Comparative diagnosis between ALM and ccRCCs were the focus of this study. The image characteristics of two tumor types often overlap, which may impede effective diagnosis between them. In the head-to-head comparison, 4 patients with ccRCCs were misdiagnosed by CE–CT and CE–MRI, respectively, and 4 ALMs were incorrectly classified by SNZ–CEUS. A previous study reported that the percentage of macroscopic fat is a key criterion for diagnosing ALM [5], and ALMs typically contain macroscopic fat. Early studies also reported difficulties in discriminating between ALM and RCC [14]. A prospective study by Ascenti et al. [15] showed that ALM had a large range of variable characteristics concerning contrast enhancement. Smaller ccRCCs also have been reported to demonstrate homogeneous enhancement [16], and some ALM cases can present as hyperenhancement and pseudocapsules or more complicated image representation [17] on CEUS images.

Resolution of temporal and space-related properties is much higher with CEUS than that with CT or MRI [18]. Consistent with that interpretation, an early study suggested CEUS as an alternative to MRI for imaging examination and diagnosis of renal masses [19, 20]. Previous work has shown that the majority of malignant renal masses show heterogeneous enhancement, given that invasive growth was more likely to lead to bleeding; thus, malignant renal masses often contain hemorrhages or necrotic regions, such that imaging with CE agents exhibits nonenhanced areas. In this study, unenhanced zone within the tumor was the independent risk factor between benign and malignant renal mass.

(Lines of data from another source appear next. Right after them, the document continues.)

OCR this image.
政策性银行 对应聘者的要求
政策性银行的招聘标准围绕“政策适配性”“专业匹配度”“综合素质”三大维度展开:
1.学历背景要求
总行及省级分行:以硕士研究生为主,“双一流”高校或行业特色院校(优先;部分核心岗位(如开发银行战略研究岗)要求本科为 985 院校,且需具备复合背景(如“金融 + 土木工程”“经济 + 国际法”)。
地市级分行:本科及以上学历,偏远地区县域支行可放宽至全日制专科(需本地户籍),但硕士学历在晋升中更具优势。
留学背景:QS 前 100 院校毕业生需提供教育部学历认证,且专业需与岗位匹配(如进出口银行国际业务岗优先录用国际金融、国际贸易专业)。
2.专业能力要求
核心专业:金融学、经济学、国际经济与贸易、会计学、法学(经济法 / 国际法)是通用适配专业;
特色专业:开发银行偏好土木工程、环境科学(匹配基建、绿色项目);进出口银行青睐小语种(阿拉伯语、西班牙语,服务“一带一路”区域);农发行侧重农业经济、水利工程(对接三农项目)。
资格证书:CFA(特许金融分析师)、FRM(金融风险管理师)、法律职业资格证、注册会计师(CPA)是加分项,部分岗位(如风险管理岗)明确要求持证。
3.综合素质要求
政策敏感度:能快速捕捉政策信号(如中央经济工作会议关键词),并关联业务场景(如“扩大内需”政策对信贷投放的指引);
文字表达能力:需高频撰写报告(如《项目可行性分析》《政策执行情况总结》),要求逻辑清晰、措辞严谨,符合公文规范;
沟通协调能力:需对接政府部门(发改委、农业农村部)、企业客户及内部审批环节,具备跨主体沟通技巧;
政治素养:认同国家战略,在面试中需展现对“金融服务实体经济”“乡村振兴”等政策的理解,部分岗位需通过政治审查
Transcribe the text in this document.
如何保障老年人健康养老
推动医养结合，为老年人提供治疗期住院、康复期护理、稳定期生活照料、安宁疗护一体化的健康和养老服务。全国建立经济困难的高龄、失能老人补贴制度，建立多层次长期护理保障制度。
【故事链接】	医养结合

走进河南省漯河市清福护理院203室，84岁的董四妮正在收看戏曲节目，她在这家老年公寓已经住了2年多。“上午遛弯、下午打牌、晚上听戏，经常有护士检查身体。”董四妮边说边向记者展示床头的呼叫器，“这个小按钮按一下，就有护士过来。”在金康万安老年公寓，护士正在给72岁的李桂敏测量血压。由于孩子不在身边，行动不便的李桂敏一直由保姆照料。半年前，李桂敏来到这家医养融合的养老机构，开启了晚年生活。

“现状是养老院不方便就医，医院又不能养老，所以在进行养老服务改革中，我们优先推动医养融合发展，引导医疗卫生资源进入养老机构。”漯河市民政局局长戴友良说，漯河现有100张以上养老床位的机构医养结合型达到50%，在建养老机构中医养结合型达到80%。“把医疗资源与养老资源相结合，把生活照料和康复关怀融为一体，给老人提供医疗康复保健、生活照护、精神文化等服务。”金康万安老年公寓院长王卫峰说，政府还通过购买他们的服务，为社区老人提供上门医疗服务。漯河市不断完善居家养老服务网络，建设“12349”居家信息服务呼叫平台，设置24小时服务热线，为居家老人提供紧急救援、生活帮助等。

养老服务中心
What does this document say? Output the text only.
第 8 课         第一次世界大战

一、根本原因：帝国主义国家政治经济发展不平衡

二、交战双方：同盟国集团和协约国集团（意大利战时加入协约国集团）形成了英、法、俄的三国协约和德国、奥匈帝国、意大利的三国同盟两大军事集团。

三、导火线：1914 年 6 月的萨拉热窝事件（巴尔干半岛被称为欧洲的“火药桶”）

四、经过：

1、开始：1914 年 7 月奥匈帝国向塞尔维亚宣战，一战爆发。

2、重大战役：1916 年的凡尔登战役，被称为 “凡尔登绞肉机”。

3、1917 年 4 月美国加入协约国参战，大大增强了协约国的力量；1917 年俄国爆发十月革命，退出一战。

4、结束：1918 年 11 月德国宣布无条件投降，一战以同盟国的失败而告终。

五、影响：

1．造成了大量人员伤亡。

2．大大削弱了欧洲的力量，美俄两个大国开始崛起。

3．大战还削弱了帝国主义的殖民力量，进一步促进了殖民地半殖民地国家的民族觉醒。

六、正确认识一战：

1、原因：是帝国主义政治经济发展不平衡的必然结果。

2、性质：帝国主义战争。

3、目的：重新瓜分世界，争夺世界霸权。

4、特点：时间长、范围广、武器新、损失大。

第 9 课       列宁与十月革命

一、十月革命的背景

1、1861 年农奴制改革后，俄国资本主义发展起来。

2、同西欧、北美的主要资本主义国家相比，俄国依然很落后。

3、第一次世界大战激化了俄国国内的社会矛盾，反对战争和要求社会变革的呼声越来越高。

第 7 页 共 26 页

This study has some limitations. First, CEUS was performed by 7 radiologists from 7 centers, the report may be affected due to the highly operator-dependent property of CEUS, although each operator with a minimum of 20 years of abdominal ultrasonographic expertise. Second, there is no strict criterion for the choice of CE–CT or CE–MRI, about half of the renal masses (129/306, 42.16%) were cured by ultrasound-guided microwave ablation, and the study incorporate 5 lesions without histopathological confirmation, all the factors may lead to potential selection bias. In addition, the scanners and contrast agents used for CT and MRI at different institutions may slightly discrepant, which might affect the diagnostic performance.

Conclusions

This study confirmed that SNZ–CEUS is a valuable diagnostic tool for differentiating renal masses. Given the known limitations of CE–CT, which may expose to the ionizing radiation, and CE–MRI, which cannot be used in patients with metal implants or claustrophobia, SNZ–CEUS may be a suitable alternative modality for patients with renal dysfunction and those allergic to gadolinium or iodine-based agents.